About one fifth of the sexual harassment complaints received by the Hong Kong’s Equal Opportunities Commission last year resulted in successful conciliation between the parties, government data has shown. However, it is difficult to fully interpret the figures because in many cases details of the agreement or settlement are not known.
In a written response to a question from pro-establishment lawmaker Elizabeth Quat at the Legislative Council’s Finance Committee meeting on Thursday, the Constitutional and Mainland Affairs Bureau gave statistics on sexual harassment complaints the Equal Opportunities Commission (EOC) received in the past two years, and the numbers for their outcomes.
Of 144 sexual harassment complaints the EOC received in 2020, 30 ended with successful conciliation by the EOC, while four cases were unsuccessful.

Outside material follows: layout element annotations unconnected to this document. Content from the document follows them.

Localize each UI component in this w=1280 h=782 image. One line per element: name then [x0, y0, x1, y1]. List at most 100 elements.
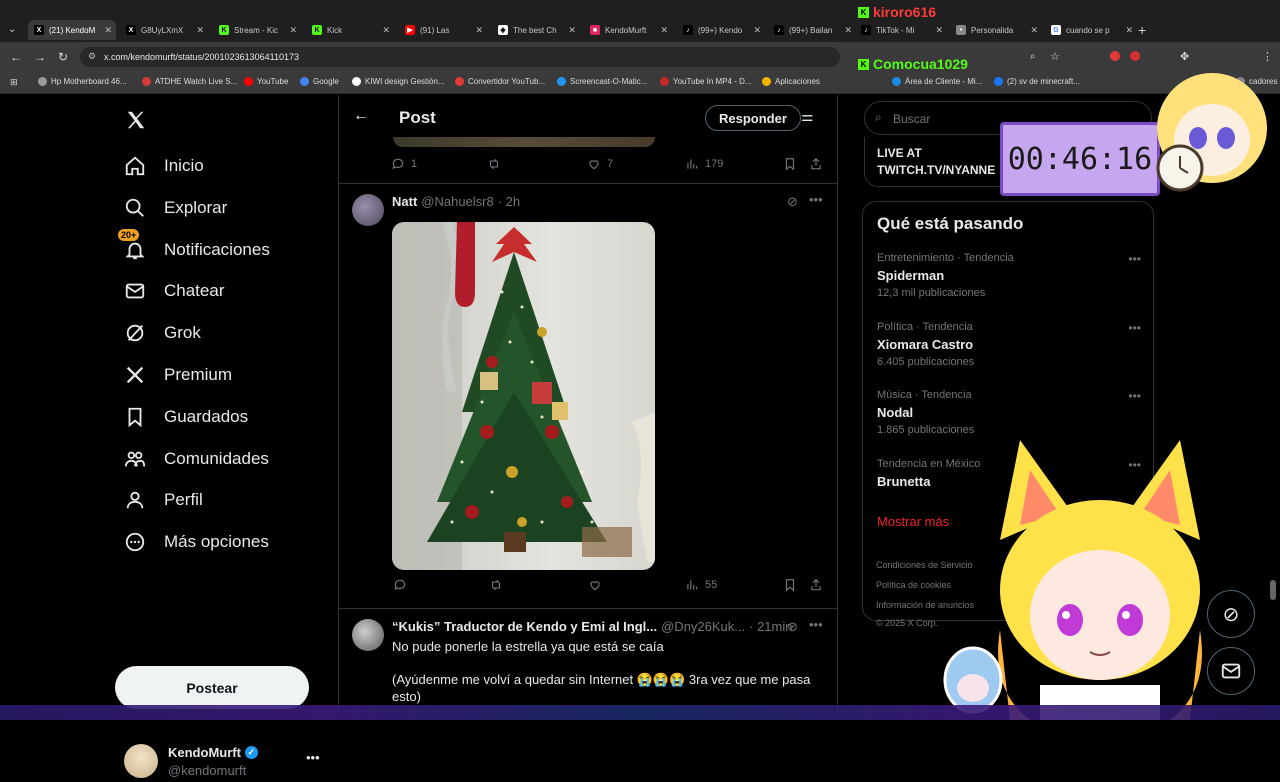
close-tab-icon[interactable]: ✕ — [289, 25, 297, 36]
bookmark-item[interactable]: Área de Cliente - Mi... — [892, 77, 982, 86]
browser-tab[interactable]: ♪ (99+) Bailan ✕ — [768, 20, 856, 40]
show-more-link[interactable]: Mostrar más — [877, 514, 949, 529]
sidebar-item-inicio[interactable]: Inicio — [124, 149, 204, 183]
close-tab-icon[interactable]: ✕ — [568, 25, 576, 36]
forward-icon[interactable]: → — [34, 50, 46, 64]
repost-action[interactable] — [487, 157, 501, 171]
tweet-timestamp[interactable]: · 2h — [498, 194, 520, 209]
footer-link[interactable]: Condiciones de Servicio — [876, 560, 973, 570]
zoom-icon[interactable]: ⌕ — [1030, 51, 1036, 62]
account-switcher[interactable]: KendoMurft ✓ @kendomurft ••• — [124, 742, 324, 782]
tweet-author-handle[interactable]: @Nahuelsr8 — [421, 194, 493, 209]
browser-tab[interactable]: X (21) KendoM ✕ — [28, 20, 116, 40]
more-icon[interactable]: ••• — [809, 192, 823, 207]
footer-link[interactable]: Política de cookies — [876, 580, 951, 590]
extension-icon[interactable] — [1110, 51, 1120, 61]
trend-item[interactable]: Música · Tendencia Nodal 1.865 publicacion… — [877, 389, 1147, 436]
close-tab-icon[interactable]: ✕ — [475, 25, 483, 36]
share-icon[interactable] — [809, 157, 823, 171]
tweet-author-name[interactable]: Natt — [392, 194, 417, 209]
close-tab-icon[interactable]: ✕ — [660, 25, 668, 36]
sidebar-item-perfil[interactable]: Perfil — [124, 483, 203, 517]
x-logo-icon[interactable] — [125, 109, 147, 131]
close-tab-icon[interactable]: ✕ — [104, 25, 112, 36]
bookmark-item[interactable]: Hp Motherboard 46... — [38, 77, 127, 86]
tweet-timestamp[interactable]: · 21min — [749, 619, 792, 634]
more-icon[interactable]: ••• — [1128, 389, 1141, 403]
bookmark-item[interactable]: Convertidor YouTub... — [455, 77, 545, 86]
site-info-icon[interactable]: ⚙ — [88, 51, 96, 62]
close-tab-icon[interactable]: ✕ — [1125, 25, 1133, 36]
grok-icon[interactable]: ⊘ — [787, 194, 798, 210]
scrollbar-thumb[interactable] — [1270, 580, 1276, 600]
bookmark-item[interactable]: Screencast-O-Matic... — [557, 77, 647, 86]
star-icon[interactable]: ☆ — [1050, 50, 1060, 63]
bookmark-item[interactable]: KIWI design Gestión... — [352, 77, 445, 86]
trend-item[interactable]: Entretenimiento · Tendencia Spiderman 12,3… — [877, 252, 1147, 299]
tweet[interactable]: “Kukis” Traductor de Kendo y Emi al Ingl… — [339, 609, 837, 720]
bookmark-item[interactable]: Aplicaciones — [762, 77, 820, 86]
browser-tab[interactable]: K Kick ✕ — [306, 20, 394, 40]
bookmark-item[interactable]: Google — [300, 77, 339, 86]
browser-tab[interactable]: ▶ (91) Las ✕ — [399, 20, 487, 40]
browser-tab[interactable]: K Stream - Kic ✕ — [213, 20, 301, 40]
bookmark-item[interactable]: (2) sv de minecraft... — [994, 77, 1080, 86]
reply-action[interactable] — [393, 578, 407, 592]
sidebar-item-notificaciones[interactable]: 20+ Notificaciones — [118, 228, 270, 267]
sidebar-item-mas-opciones[interactable]: Más opciones — [124, 525, 269, 559]
sidebar-item-comunidades[interactable]: Comunidades — [124, 442, 269, 476]
browser-tab[interactable]: Gcuando se p ✕ — [1045, 20, 1137, 40]
browser-tab[interactable]: X G8UyLXmX ✕ — [120, 20, 208, 40]
post-button[interactable]: Postear — [115, 666, 309, 709]
back-icon[interactable]: ← — [10, 50, 22, 64]
christmas-tree-photo[interactable] — [392, 222, 655, 570]
footer-link[interactable]: Información de anuncios — [876, 600, 974, 610]
tweet-author-name[interactable]: “Kukis” Traductor de Kendo y Emi al Ingl… — [392, 619, 657, 634]
repost-action[interactable] — [489, 578, 503, 592]
views-action[interactable]: 179 — [685, 157, 723, 171]
sidebar-item-chatear[interactable]: Chatear — [124, 274, 224, 308]
like-action[interactable]: 7 — [587, 157, 613, 171]
browser-tab[interactable]: ♪ TikTok - Mi ✕ — [855, 20, 947, 40]
reply-action[interactable]: 1 — [391, 157, 417, 171]
browser-tab[interactable]: ♪ (99+) Kendo ✕ — [677, 20, 765, 40]
sidebar-item-guardados[interactable]: Guardados — [124, 400, 248, 434]
reload-icon[interactable]: ↻ — [58, 50, 68, 64]
back-arrow-icon[interactable]: ← — [353, 107, 369, 125]
sliders-icon[interactable]: ⚌ — [801, 108, 814, 125]
browser-tab[interactable]: ■ KendoMurft ✕ — [584, 20, 672, 40]
more-icon[interactable]: ••• — [1128, 252, 1141, 266]
sidebar-item-explorar[interactable]: Explorar — [124, 191, 227, 225]
bookmark-item[interactable]: YouTube In MP4 - D... — [660, 77, 752, 86]
sidebar-item-grok[interactable]: Grok — [124, 316, 201, 350]
close-tab-icon[interactable]: ✕ — [196, 25, 204, 36]
apps-grid-icon[interactable]: ⊞ — [10, 77, 18, 88]
tweet[interactable]: Natt @Nahuelsr8 · 2h ⊘ ••• 55 — [339, 184, 837, 608]
trend-item[interactable]: Política · Tendencia Xiomara Castro 6.405 … — [877, 321, 1147, 368]
more-icon[interactable]: ••• — [1128, 321, 1141, 335]
new-tab-button[interactable]: + — [1138, 22, 1146, 38]
messages-float-button[interactable] — [1207, 647, 1255, 695]
avatar[interactable] — [352, 619, 384, 651]
close-tab-icon[interactable]: ✕ — [382, 25, 390, 36]
more-icon[interactable]: ••• — [306, 750, 320, 765]
bookmark-item[interactable]: ATDHE Watch Live S... — [142, 77, 237, 86]
grok-icon[interactable]: ⊘ — [787, 619, 798, 635]
previous-tweet-image[interactable] — [393, 137, 655, 147]
more-icon[interactable]: ••• — [809, 617, 823, 632]
browser-tab[interactable]: • Personalida ✕ — [950, 20, 1042, 40]
grok-float-button[interactable]: ⊘ — [1207, 590, 1255, 638]
bookmark-icon[interactable] — [783, 157, 797, 171]
browser-tab[interactable]: ◈ The best Ch ✕ — [492, 20, 580, 40]
views-action[interactable]: 55 — [685, 578, 717, 592]
bookmark-item[interactable]: YouTube — [244, 77, 288, 86]
share-icon[interactable] — [809, 578, 823, 592]
tab-search-icon[interactable]: ⌄ — [8, 24, 16, 35]
close-tab-icon[interactable]: ✕ — [1030, 25, 1038, 36]
avatar[interactable] — [352, 194, 384, 226]
bookmark-icon[interactable] — [783, 578, 797, 592]
close-tab-icon[interactable]: ✕ — [935, 25, 943, 36]
like-action[interactable] — [588, 578, 602, 592]
reply-button[interactable]: Responder — [705, 105, 801, 131]
url-bar[interactable]: ⚙ x.com/kendomurft/status/20010236130641… — [80, 47, 840, 67]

In 79 of the cases investigations were discontinued and 31 of are ongoing.
The EOC typically fields complaints on discrimination of all kinds, including gender, ethnicity or disability, and enforces them based on the city’s discrimination laws. Once it receives a complaint, the EOC will conduct an investigation.
The body’s complaints system is geared towards settling disputes between parties through conciliation, according to the EOC’s complaints handling procedures: “Conciliation looks for common ground to help resolve the matter to the satisfaction of both parties so that both can move beyond the dispute.”
Once parties reach a settlement through successful conciliation, they could sign a legally binding agreement, which may come in the form of an apology, changes of policies and practices, re-instatement or a monetary settlement.
But if the agency deems the complaint lacks substance or no unlawful act was involved, the investigation will be discontinued.
If an attempt of conciliation is not successful, however, complainants can apply to the EOC for legal assistance and pursue alternative civil legal proceedings.
Correction 12.4. 21: A previous version of this article stated that the EOC fields complaints on discrimination based on sexual orientation. It does not.